Despite its advantages, our study has certain limitations that should be recognized. Although we considered numerous variables, there could be other factors affecting mortality that our dataset did not include. As this was a single-center study, the model’s external generalizability remains to be validated. Future work will consist of multi-center collaborations and integration into international congenital databases to ensure robustness across diverse clinical settings. While a cohort of 230 patients is quite substantial for a single-center Fontan study, and SMOTE was applied, the small number of mortality cases can still make it challenging to train highly complex deep learning models, risking overfitting despite techniques like dropout. Validating the model on an independent, multi-center dataset is essential to ensure its performance and reliability before implementing it widely in clinical settings. Importantly, subgroup analyses by sex and age suggested no systematic disparities in predictive accuracy, supporting the fairness of the model.
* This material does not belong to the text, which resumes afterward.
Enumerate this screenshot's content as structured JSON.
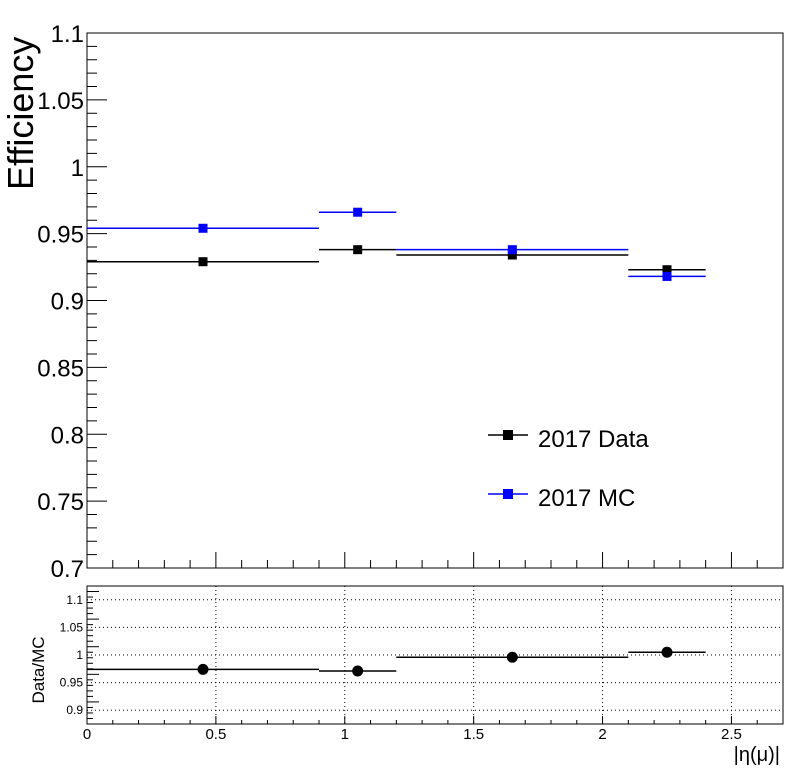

Nevertheless, further external validation across larger and more diverse populations is required to confirm equity of performance across other clinically relevant subgroups. Additionally, although SHAP offers valuable insights into feature importance, understanding the complex internal processes of deep learning models remains difficult, emphasizing the need for ongoing research into AI interpretability. The intended use of this prediction model is to support clinical decision-making for preoperative risk assessment and perioperative management planning, not to replace clinical judgment.

6. Future Directions

This research paves the way for multiple future studies. The most essential next step is to validate the developed DNN model with larger, multi-center cohorts to confirm its reliability and broad applicability. Incorporating additional data types—such as advanced echocardiographic measures, cardiac MRI data, genetic markers, or continuous physiological data from wearable sensors—could significantly improve the model’s predictive accuracy. Expanding the model’s predictive capabilities beyond postoperative mortality to include other important long-term Fontan outcomes, such as Fontan failure, protein-losing enteropathy, or plastic bronchitis, would be the next step of our study. Further refinement of the clinical application interface based on clinician feedback and usability testing will be essential for successful clinical integration. Exploring ensemble methods, which integrate predictions from various AI models, could enhance performance. Ultimately, for a thorough assessment of the model’s influence on clinical decision-making and patient outcomes through prospective clinical trials, it is essential to verify its clinical effectiveness and address ethical issues surrounding AI in high-stakes medical decisions. To enhance reproducibility, the model architecture, hyperparameters, and preprocessing steps have been documented in detail. The code will be made available at our institutional repository following publication.

7. Conclusions

In summary, this research shows that a deep learning model using detailed clinical data can reliably forecast postoperative mortality after the Fontan procedure. Employing SHAP for interpretability and creating a clinical interface boosts the usefulness of this AI-based tool in enabling personalized risk evaluation, enhancing preoperative discussions, and refining perioperative management. Although additional validation and improvements are needed, our results add to the expanding evidence of AI’s transformative role in enhancing outcomes for patients with complex congenital heart conditions.